Q: I’m still searching for a dictionary containing the adjective “gruntled.” I do it every time I read about a “disgruntled” athlete. (And, yes, I include you, Osi Umenyiora!)
A: We wrote blog postings touching on “gruntled” in 2007, 2009, and 2010. But you’ve given us an excuse to trace it to its roots, with the help of the one dictionary you didn’t check: the Oxford English Dictionary.
The relatively new adjective “gruntled,” a word you’ll find mostly in humorous writing, is descended from a very old verb, “gruntle.”
And that very old verb comes from an even older one, “grunt” (yes, the sound pigs make), which was first recorded in writing in the early eighth century.
“Grunt,” the OED says, is an “echoic formation,” which means it echoes the sound it represents.
And “gruntle” is merely “grunt” with a “diminutive or frequentative ending” tacked on, the OED explains. (A frequentative verb represents a repetitive action—“crackle,” “sparkle,” “wobble,” and so on.)
“Gruntle,” first recorded in writing about 1400, is defined this way in the OED: “To utter a little or low grunt. Said of swine, occas. of other animals; rarely of persons.”
The first recorded example is from Mandeville’s Travels, by Sir John Mandeville, written sometime before 1425:
“Thai … spekez nogt, bot gruntils as swyne duse.” (We’ve replaced the runic letters in the quotation, which in modern English means, “They speak naught, but gruntle as swine do.”)
And here’s an example of the past tense, “gruntled,” from a 1605 translation of Pierre le Loyer’s Treatise of Specters or Straunge Sights, Visions and Apparitions: “Shee growing enraged, made so filthy a noyse and gruntled so horribly against him.”
Toward the end of the following century, “gruntle” was being used to mean grumble or complain. Here are some early OED citations:
1591: “It becommeth vs not to haue our hearts heir gruntling vpon this earth.” (From Robert Bruce’s Sermons Preached in the Kirk of Edinburgh.)
1601: “He cannot endure that wee should gruntle against him with stubborne sullennesse.” (From Arthur Dent’s The Plaine Mans Path-way to Heaven.)
1687: “She does nothing but gruntle.” (From a definition in Guy Miège’s The Great French Dictionary.)
At around the time that last example was recorded, the prefix “dis-“ was added to “gruntle” as an intensifier. So, to use the OED’s definition, to “disgruntle” was “to put into sulky dissatisfaction or ill-humour; to chagrin, disgust.”
The verb was generally used in the form of a past participle—to be “disgruntled”—a form also used as a participial adjective. The OED’s first citation is from Henry Care’s The History of Popery (1682): “Hodge was a little disgruntled at that Inscription.”

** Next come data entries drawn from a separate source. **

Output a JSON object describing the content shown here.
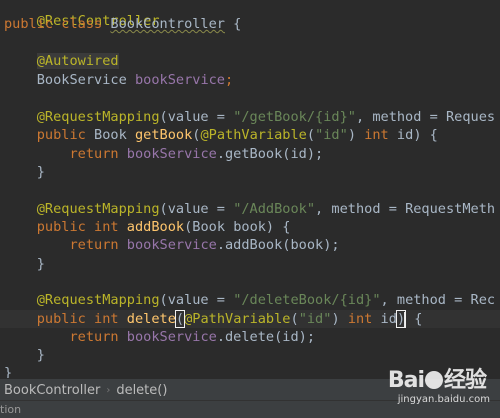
{
  "code_lines": [
    "@RestController",
    "public class BookController {",
    "",
    "    @Autowired",
    "    BookService bookService;",
    "",
    "    @RequestMapping(value = \"/getBook/{id}\", method = RequestMethod",
    "    public Book getBook(@PathVariable(\"id\") int id) {",
    "        return bookService.getBook(id);",
    "    }",
    "",
    "    @RequestMapping(value = \"/AddBook\", method = RequestMethod",
    "    public int addBook(Book book) {",
    "        return bookService.addBook(book);",
    "    }",
    "",
    "    @RequestMapping(value = \"/deleteBook/{id}\", method = RequestMethod",
    "    public int delete(@PathVariable(\"id\") int id) {",
    "        return bookService.delete(id);",
    "    }",
    "}"
  ],
  "tokens": {
    "ann_rest": "@RestController",
    "kw_public": "public",
    "kw_class": "class",
    "cls_name": "BookController",
    "brace_open": " {",
    "ann_autowired": "@Autowired",
    "type_bookservice": "BookService",
    "fld_bookservice": "bookService",
    "semi": ";",
    "ann_reqmap": "@RequestMapping",
    "value_eq": "(value = ",
    "str_get": "\"/getBook/{id}\"",
    "str_add": "\"/AddBook\"",
    "str_del": "\"/deleteBook/{id}\"",
    "method_eq": ", method = ",
    "req_method_trunc1": "Reques",
    "req_method_trunc2": "RequestMeth",
    "req_method_trunc3": "Rec",
    "type_book": "Book",
    "kw_int": "int",
    "fn_getbook": "getBook",
    "fn_addbook": "addBook",
    "fn_delete": "delete",
    "ann_pathvar": "@PathVariable",
    "str_id": "\"id\"",
    "param_id": " id",
    "kw_return": "return",
    "call_getbook": ".getBook(id);",
    "call_addbook": ".addBook(book);",
    "call_delete": ".delete(id);",
    "param_book_book": "(Book book) {",
    "close_brace": "}"
  },
  "breadcrumb": {
    "class_crumb": "BookController",
    "method_crumb": "delete()",
    "separator": "›"
  },
  "status": {
    "text": "tion"
  },
  "watermark": {
    "brand": "Bai",
    "brand_suffix": "经验",
    "url": "jingyan.baidu.com"
  }
}
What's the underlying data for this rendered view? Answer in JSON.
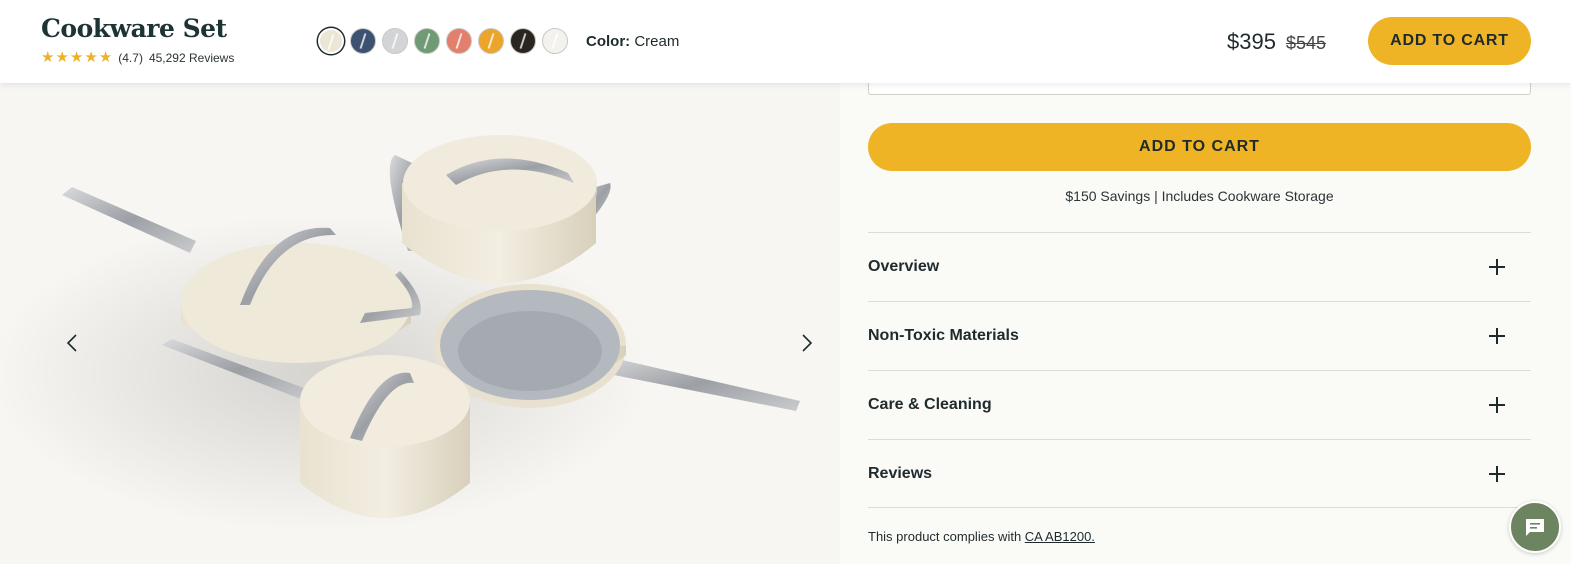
{
  "header": {
    "title": "Cookware Set",
    "rating": "(4.7)",
    "reviews": "45,292 Reviews",
    "star_count": 5,
    "color_label": "Color:",
    "color_value": "Cream",
    "price": "$395",
    "old_price": "$545",
    "cart_label": "ADD TO CART",
    "swatches": [
      {
        "name": "cream",
        "color": "#ece6d6",
        "selected": true
      },
      {
        "name": "navy",
        "color": "#3d5270"
      },
      {
        "name": "gray",
        "color": "#d3d4d6"
      },
      {
        "name": "sage",
        "color": "#6f9a74"
      },
      {
        "name": "terracotta",
        "color": "#e3806d"
      },
      {
        "name": "marigold",
        "color": "#eba52a"
      },
      {
        "name": "black",
        "color": "#2b2520"
      },
      {
        "name": "white",
        "color": "#f4f2ee"
      }
    ]
  },
  "main": {
    "cart_label": "ADD TO CART",
    "savings": "$150 Savings | Includes Cookware Storage",
    "accordion": [
      {
        "label": "Overview"
      },
      {
        "label": "Non-Toxic Materials"
      },
      {
        "label": "Care & Cleaning"
      },
      {
        "label": "Reviews"
      }
    ],
    "compliance_text": "This product complies with",
    "compliance_link": "CA AB1200."
  },
  "colors": {
    "accent": "#efb425",
    "text": "#1f2a2c",
    "star": "#eeb22a",
    "chat": "#6c8560"
  },
  "icons": {
    "prev": "chevron-left-icon",
    "next": "chevron-right-icon",
    "chat": "chat-bubble-icon",
    "expand": "plus-icon"
  }
}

We come at last to the latest incarnaton of “gruntled,” an adjective that the OED defines as “pleased, satisfied, contented,” and describes as a back-formation from “disgruntled.” (A back-formation is a new word formed by dropping part of an old one.)
This new version of “gruntled” wasn’t recorded until the mid-20th century, and the author credited with the first use in print is one of our favorites, P. G. Wodehouse.
In his novel The Code of the Woosters (1938), Wodehouse writes: “He spoke with a certain what-is-it in his voice, and I could see that, if not actually disgruntled, he was far from being gruntled.”
To make a long story short, the “dis-” in “disgruntled” wasn’t originally a negative prefix, which is why “gruntled” wasn’t originally the opposite of “disgruntled.” It took a humorist like Wodehouse to construe an “opposite.”
But this newish adjective makes a certain amount of sense. As we said, the verb “grunt” is the ancestor of “gruntle” and “disgruntled.” Just think of a satisfied pig, happily grunting to itself. What better adjective to describe that contented pig than “gruntled”?
And as for Osi Umenyiora, the NFL defensive end is probably gruntled too after agreeing on a new contract with the Giants.